Suicide prevention bill that expands care beyond the VA is expected to move forward
WASHINGTON — A House bill to combat veteran suicide by aiming to give federal funds to programs outside the Department of Veterans Affairs is expected to move forward despite some concerns on how to fully implement the plan.
The bill, the Improve Well-Being for Veterans Act, would allocate money to organizations and services outside the VA to assist veterans with mental health concerns and potentially link them to federal programs later. A large amount of veterans who commit suicide never reached out to the VA for help, according to VA Secretary Robert Wilkie, and increasing support for outside groups could reach veterans who either don’t have easy access to the VA or who are skeptical of becoming a patient.
Supporters of the measure contend it would push more funds and resources to veterans in underserved areas and expand options for veterans facing critical mental health challenges. Opponents of the bill are concerned it would create a free-for-all of federal funds to various organizations that don’t have to provide substantial evidence of effective treatment or a history of suicide prevention.
The measure isn’t complete and there are several compromise drafts from Democrats and Republicans. However, Wilkie said he is confident some version of the bill will make its way through Congress soon.
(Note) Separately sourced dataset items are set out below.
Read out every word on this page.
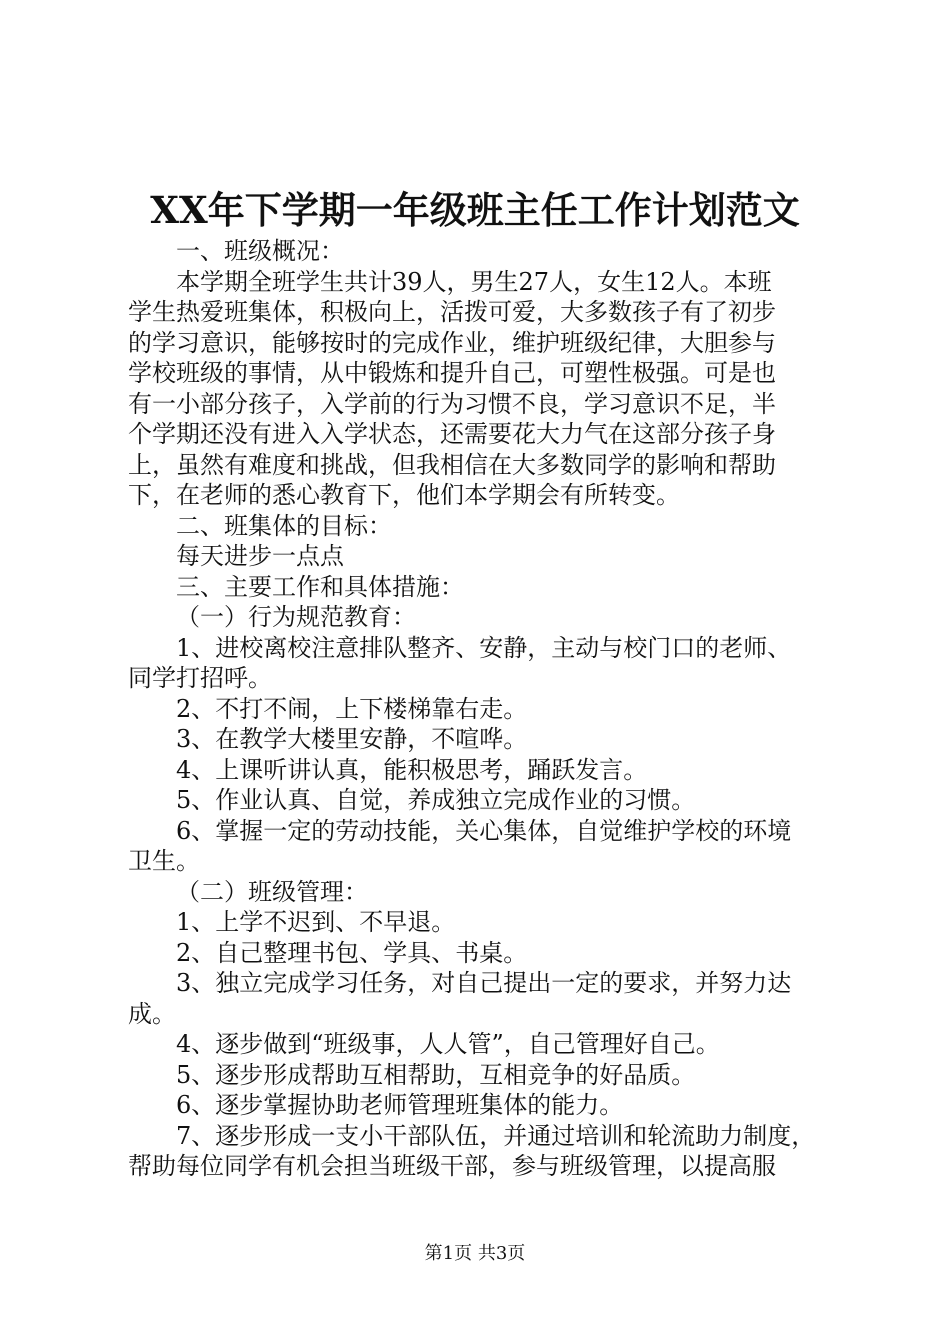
XX年下学期一年级班主任工作计划范文
一、班级概况：
本学期全班学生共计39人，男生27人，女生12人。本班
学生热爱班集体，积极向上，活拨可爱，大多数孩子有了初步
的学习意识，能够按时的完成作业，维护班级纪律，大胆参与
学校班级的事情，从中锻炼和提升自己，可塑性极强。可是也
有一小部分孩子，入学前的行为习惯不良，学习意识不足，半
个学期还没有进入入学状态，还需要花大力气在这部分孩子身
上，虽然有难度和挑战，但我相信在大多数同学的影响和帮助
下，在老师的悉心教育下，他们本学期会有所转变。
二、班集体的目标：
每天进步一点点
三、主要工作和具体措施：
（一）行为规范教育：
1、进校离校注意排队整齐、安静，主动与校门口的老师、
同学打招呼。
2、不打不闹，上下楼梯靠右走。
3、在教学大楼里安静，不喧哗。
4、上课听讲认真，能积极思考，踊跃发言。
5、作业认真、自觉，养成独立完成作业的习惯。
6、掌握一定的劳动技能，关心集体，自觉维护学校的环境
卫生。
（二）班级管理：
1、上学不迟到、不早退。
2、自己整理书包、学具、书桌。
3、独立完成学习任务，对自己提出一定的要求，并努力达
成。
4、逐步做到“班级事，人人管”，自己管理好自己。
5、逐步形成帮助互相帮助，互相竞争的好品质。
6、逐步掌握协助老师管理班集体的能力。
7、逐步形成一支小干部队伍，并通过培训和轮流助力制度，
帮助每位同学有机会担当班级干部，参与班级管理，以提高服
第1页 共3页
"All the work we put into this is going to be fruitful," he said.
Rep. Mark Takano, D-Calif., chairman of the House Veterans' Affairs Committee, sparred with Wilkie on Wednesday over VA staff lobbying Congress to support the Improve Well-Being for Veterans Act. The bill has at least 228 cosponsors in the House, when Takano raised allegations — at a hearing on the bill – that the VA has been whipping up support.
Wilkie responded: “I’m sure we did.”
“This is highly inappropriate,” Takano said. “And I think you seem very proud of the fact that your office has been engaged in this way of operating. And this has caused many members to sign onto the bill.”
"This is too serious a matter to worry about who gets credit for the final product," Wilkie said. "We have been ignoring suicide among warriors for 200 years in this country."
The tension on the House VA committee, which is typically known for its bipartisanship, comes a few weeks after some Republicans members stormed out of a hearing after not being allowed to bring up amendments to a women’s health care bill.
Rep. Phil Roe of Tennessee, the ranking Republican on the House VA Committee, issued a comprise draft bill that aims to ease Takano’s concerns with putting some safeguards in place of more accountability for federal dollars spent on outside groups. Roe underscored veterans might be skeptical of being treated by the VA for a number of reasons beyond availability and the time has come to expand mental health care beyond federal clinics.
“The stakes could not be higher,” Roe said, highlighting that despite a number of efforts, the suicide epidemic among troops and veterans has not improved. “This is not a threat to the VA, it’s a lifeline.”